E. Have you done any market research? (Is there actually a market for it?) I heard this anonymous quote, but is it true for what you want to do? “I am what someone is looking for! What I do and the services I provide are exactly what someone needs.”
F. Are you going local? Regional? National? Global?
G. Online? Or Offline? Or both? (Even if you only plan to be OFFLINE, Plan, prepare and set everything up so you could easily do both! MOST BUSINESSES HAVE AN ONLINE PRESENCE! Potential customers will look for you online, probably on a mobile device. Make sure they can find you.)
H. Keyword Research so everything is consistent?
II. Orderly Organization - Do you have systems set up? Is someone else going to help with these? Who?
A. Marketing Systems?
B. Accounting Systems?
C. Providing Product or Services?
E. Email automation?
F. Daily calendar that includes time for you to walk away and just be you, not you the entrepreneur?
G. Business model?
H. Exit plan?
I. Local, state, and federal regulations and requirements?
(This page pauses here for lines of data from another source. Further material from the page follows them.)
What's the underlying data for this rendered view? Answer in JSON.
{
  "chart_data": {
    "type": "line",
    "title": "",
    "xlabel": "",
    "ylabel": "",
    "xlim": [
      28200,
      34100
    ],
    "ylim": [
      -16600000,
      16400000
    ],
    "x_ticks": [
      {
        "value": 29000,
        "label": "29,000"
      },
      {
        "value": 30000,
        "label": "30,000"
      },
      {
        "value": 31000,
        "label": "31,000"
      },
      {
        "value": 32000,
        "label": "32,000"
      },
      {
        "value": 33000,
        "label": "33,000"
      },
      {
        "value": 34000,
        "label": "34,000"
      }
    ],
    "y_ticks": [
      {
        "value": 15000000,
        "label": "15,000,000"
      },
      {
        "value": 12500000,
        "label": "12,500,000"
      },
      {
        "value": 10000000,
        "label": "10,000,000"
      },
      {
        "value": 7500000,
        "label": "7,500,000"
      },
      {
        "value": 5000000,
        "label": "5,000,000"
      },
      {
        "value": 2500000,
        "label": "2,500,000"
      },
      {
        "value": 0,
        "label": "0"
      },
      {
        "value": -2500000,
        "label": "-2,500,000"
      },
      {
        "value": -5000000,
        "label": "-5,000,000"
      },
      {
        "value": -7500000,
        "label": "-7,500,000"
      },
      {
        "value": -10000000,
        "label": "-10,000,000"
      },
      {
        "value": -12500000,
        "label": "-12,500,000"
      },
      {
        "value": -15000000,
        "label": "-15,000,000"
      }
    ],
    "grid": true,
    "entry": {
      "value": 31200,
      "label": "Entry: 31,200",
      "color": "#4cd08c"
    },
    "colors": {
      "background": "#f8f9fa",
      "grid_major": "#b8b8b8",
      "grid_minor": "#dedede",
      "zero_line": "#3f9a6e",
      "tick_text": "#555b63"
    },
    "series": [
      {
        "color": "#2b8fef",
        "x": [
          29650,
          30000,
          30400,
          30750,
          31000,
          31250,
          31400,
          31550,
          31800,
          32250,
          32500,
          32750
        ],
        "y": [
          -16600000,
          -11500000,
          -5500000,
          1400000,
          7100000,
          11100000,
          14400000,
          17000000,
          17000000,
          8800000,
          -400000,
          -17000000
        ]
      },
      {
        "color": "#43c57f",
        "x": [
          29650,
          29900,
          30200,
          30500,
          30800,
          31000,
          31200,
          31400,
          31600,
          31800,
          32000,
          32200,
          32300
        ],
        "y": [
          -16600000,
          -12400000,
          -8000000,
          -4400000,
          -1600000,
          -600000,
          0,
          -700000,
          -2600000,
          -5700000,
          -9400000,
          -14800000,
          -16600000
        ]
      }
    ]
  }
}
K. If brick and mortar, everything that goes with that?
L. What else needs to be organized in an orderly fashion?
III. Wise Delegation - It’s okay to delegate, but be very, very wise in who you delegate what to! (Poor English, but an awesome, amazing, extraordinary piece of wisdom!!!)
IV. Strategic Communications - Be very focused in your marketing and advertising medias! Think it through and get the best, most consistent return for your time and dollars!
V. Irresistible Invitation -
A. Shock them into attention
B. Offer something pleasurable and beneficial
VI. Leadership & Management - It’s your business, don’t leave it to run on it’s own. Tend to it. Pull the weeds. Care for it. Make good decisions. (Be very, very leery of any claims that you can literally “start it and forget it!”)
VII. Training Information - This seventh pillar, when added to the other six, will carry you a long way. You must provide understanding and knowledge (continuous training) for yourself and any and all team members. Things change! Stay up-to-date in your industry.
Case in Point:
Recognize the IBM name? It became 100 years old on October 19, 2011. What It Used to Do: The company first sold commercial scales and punch card tabulators, and later, massive mainframe computers and calculators. What It Does Now: Software, consulting services, IT services.
Had it not changed and continuously trained (& still does today!), it would only be a current, very distant memory stuck in some musty business school book somewhere on a library’s stack shelf.
This quote paints the picture very well:
“To get out of the MUK, I’m going to need some W.U.K. (Wisdom, Understanding, & Knowledge).” ~ Dr. Dan Cheatham (He is also the one who taught me these business principles.)